Fixed mortgage rates don’t follow the Fed’s short-term rate directly. They are tied to the bond market and inflation expectations. Even when the Fed cuts, mortgage rates can rise if markets adjust expectations or react to new information.
What does “sell the news” mean in mortgage rate movements?
“Sell the news” happens when markets already expect a positive event, like a Fed cut, and price it in ahead of time. Once the event actually occurs, traders take profits and bond prices fall, which can push mortgage rates higher.
Why don’t mortgage rates always drop when the Fed cuts?
The Fed controls short-term borrowing costs, but fixed mortgage rates are influenced by long-term bonds like the 10-year Treasury. If investors believe inflation or economic growth will stay strong, mortgage rates may not fall even after a cut.

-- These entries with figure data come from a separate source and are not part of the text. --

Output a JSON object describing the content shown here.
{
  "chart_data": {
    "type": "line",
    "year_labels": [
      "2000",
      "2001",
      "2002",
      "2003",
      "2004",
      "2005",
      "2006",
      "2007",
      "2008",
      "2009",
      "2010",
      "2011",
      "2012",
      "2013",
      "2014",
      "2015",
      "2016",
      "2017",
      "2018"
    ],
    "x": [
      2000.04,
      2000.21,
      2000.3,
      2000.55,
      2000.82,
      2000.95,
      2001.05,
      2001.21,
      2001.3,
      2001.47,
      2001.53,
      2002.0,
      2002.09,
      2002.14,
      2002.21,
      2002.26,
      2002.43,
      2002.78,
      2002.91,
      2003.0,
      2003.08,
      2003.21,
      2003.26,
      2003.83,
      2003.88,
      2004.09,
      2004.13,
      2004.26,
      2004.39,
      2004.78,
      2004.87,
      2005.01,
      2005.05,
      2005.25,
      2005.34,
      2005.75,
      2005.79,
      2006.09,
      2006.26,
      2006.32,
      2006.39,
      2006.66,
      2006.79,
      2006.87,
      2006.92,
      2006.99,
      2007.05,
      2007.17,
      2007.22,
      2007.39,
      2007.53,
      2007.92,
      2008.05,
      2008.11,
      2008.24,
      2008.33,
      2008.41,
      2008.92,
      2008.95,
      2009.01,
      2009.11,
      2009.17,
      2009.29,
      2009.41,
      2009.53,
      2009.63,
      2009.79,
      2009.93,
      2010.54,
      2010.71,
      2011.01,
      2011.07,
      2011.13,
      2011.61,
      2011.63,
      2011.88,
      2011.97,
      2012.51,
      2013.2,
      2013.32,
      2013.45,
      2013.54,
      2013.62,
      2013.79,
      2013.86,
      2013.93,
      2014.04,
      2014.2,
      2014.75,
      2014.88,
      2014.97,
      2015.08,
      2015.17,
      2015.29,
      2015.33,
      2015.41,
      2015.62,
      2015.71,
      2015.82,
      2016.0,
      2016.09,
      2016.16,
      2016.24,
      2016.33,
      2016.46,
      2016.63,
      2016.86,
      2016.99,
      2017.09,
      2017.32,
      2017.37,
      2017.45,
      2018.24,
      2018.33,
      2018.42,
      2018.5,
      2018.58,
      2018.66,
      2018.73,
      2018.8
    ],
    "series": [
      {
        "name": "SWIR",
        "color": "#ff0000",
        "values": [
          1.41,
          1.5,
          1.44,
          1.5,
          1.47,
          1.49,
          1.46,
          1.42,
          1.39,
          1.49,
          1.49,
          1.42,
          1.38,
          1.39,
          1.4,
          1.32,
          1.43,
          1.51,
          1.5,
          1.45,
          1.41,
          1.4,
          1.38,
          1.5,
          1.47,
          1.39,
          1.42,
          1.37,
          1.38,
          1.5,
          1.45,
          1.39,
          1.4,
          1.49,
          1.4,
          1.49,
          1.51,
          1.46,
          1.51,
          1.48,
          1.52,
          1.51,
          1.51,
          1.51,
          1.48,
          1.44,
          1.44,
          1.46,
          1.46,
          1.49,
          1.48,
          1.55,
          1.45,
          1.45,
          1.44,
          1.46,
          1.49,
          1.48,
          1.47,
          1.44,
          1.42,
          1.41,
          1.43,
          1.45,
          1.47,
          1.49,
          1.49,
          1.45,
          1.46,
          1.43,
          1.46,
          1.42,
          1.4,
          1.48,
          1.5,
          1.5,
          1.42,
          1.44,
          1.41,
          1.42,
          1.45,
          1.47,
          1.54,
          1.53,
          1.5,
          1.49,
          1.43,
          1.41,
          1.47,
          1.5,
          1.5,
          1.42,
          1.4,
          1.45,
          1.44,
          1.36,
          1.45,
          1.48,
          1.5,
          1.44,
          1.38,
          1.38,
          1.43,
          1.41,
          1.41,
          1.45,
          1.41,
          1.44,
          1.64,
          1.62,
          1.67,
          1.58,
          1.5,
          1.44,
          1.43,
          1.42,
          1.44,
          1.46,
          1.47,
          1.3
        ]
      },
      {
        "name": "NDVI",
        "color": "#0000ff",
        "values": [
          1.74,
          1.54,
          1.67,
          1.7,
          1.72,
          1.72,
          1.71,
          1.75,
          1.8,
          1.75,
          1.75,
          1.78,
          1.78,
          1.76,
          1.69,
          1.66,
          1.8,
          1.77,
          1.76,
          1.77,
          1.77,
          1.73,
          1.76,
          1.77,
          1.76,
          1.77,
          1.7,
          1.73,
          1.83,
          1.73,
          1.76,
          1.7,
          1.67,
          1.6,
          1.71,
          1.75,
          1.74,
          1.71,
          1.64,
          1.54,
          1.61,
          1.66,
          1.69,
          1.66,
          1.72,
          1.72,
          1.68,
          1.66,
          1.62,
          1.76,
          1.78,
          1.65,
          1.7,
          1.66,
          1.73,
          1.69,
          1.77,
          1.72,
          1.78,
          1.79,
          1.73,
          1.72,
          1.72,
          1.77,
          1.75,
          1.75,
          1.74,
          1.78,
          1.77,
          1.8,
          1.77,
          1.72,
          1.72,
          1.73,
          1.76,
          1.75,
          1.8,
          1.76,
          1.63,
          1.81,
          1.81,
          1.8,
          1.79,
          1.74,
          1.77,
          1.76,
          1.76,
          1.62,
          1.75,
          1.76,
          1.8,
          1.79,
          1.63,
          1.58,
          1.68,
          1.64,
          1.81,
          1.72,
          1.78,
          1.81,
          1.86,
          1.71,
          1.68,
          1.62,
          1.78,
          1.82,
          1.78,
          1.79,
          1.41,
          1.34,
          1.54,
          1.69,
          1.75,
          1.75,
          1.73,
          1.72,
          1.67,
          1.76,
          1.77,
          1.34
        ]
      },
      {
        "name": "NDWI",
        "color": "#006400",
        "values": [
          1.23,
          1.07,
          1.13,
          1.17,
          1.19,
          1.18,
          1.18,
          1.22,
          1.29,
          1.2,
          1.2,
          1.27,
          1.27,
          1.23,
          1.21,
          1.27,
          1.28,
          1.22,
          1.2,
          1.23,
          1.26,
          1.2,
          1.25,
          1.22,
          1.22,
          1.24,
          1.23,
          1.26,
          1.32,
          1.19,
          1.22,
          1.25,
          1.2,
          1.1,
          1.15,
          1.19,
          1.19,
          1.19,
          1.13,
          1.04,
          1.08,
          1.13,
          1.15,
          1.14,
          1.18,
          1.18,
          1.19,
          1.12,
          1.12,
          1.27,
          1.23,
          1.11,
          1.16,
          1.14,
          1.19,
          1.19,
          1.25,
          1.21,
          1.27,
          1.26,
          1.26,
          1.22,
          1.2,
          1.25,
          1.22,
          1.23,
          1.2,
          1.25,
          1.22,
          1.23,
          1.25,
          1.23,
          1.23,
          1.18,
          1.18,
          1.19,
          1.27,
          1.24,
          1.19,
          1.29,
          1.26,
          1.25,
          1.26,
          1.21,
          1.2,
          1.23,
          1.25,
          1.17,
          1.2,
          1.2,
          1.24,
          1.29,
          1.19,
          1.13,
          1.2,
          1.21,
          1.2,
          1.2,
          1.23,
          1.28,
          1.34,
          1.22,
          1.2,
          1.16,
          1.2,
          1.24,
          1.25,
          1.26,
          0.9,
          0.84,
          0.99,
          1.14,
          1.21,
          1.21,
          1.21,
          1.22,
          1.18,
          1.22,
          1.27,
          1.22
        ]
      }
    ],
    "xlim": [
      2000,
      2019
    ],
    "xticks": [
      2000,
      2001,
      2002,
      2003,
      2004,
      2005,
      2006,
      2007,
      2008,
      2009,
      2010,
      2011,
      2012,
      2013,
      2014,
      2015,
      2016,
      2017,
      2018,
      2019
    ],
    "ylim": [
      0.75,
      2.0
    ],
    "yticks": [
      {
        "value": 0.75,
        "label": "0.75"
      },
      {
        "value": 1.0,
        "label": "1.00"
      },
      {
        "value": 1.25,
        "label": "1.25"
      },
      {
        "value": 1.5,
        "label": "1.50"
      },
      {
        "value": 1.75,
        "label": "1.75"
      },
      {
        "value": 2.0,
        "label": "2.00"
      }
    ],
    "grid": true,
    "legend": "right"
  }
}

What is the Fed dot plot and why does it matter?
The dot plot shows where Fed officials expect interest rates to go in the future. It helps markets gauge the pace of future cuts or hikes. Even if the current cut is positive, a cautious outlook can limit improvements in mortgage rates.
Are mortgage rates still near recent lows despite the increase?
Yes. Even with this week’s uptick, mortgage rates remain close to their lowest levels in about a year. This means buyers and homeowners still have opportunities to lock in relatively favorable financing conditions.